When I stop my car at a junction with my daughter in the passenger seat and there is middle aged man peeing against a fence 3 yards away in full view, I get annoyed. When I drive the 8 miles to my doctors surgery to pick up a prescription in Aysgarth only to find I cannot park because of people having just dumped their cars on both sides of the road half a mile either way, I get a tad tetchy. I could go on and on but that would be boring and you have probably had enough already. Suffice to say there are many that just take the mickey at a significant cost to others.


I keep hearing the phrase "the new normal" and I am getting as sick of it as your probably are. However, like many other things following the COVID outbreak, maybe the new normal is not the intensity of visitors we experienced before all in one go during the summer.
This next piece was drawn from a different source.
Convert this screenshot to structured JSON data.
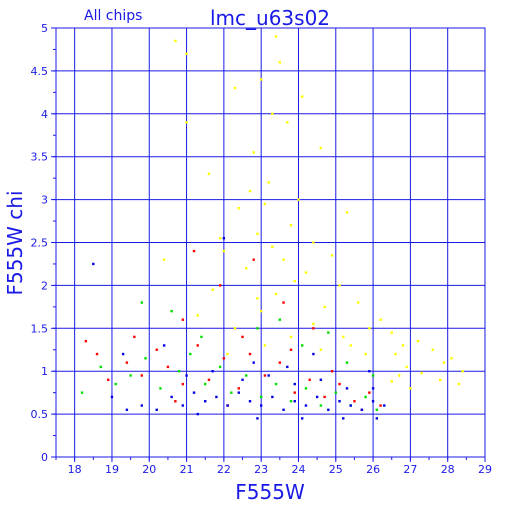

It maybe that we will have more numbers (as fewer will venture abroad) but more equally spread throughout the year. Who knows?


As I am being honest and forthright, two months of tourists is for us an inconvenience but a necessary one and you adjust your plans and lives accordingly to facilitate. Longer than that means you are more or less changing your own lifestyle to fit in with what you consider an intrusion. Living up here through the winter months and travelling to work, managing the landscape and the environment is a challenging time for Dales Folk and I guess we feel we deserve the area to ourselves with what is left of the decent weather, I know I think that way and I'm not a local but an "Incomer" having only been here for 26 years.


The North Yorkshire people are good people, too direct and abrupt sometimes but at least you know where you stand and I for one appreciate that kind of cancor.

We do our best to accommodate visitors to this wonderful place, we are not being arrogant or selfish in wishing for some "us time" either side of the harsh winter months, we only ask that you do your best to accommodate us locals in the same way.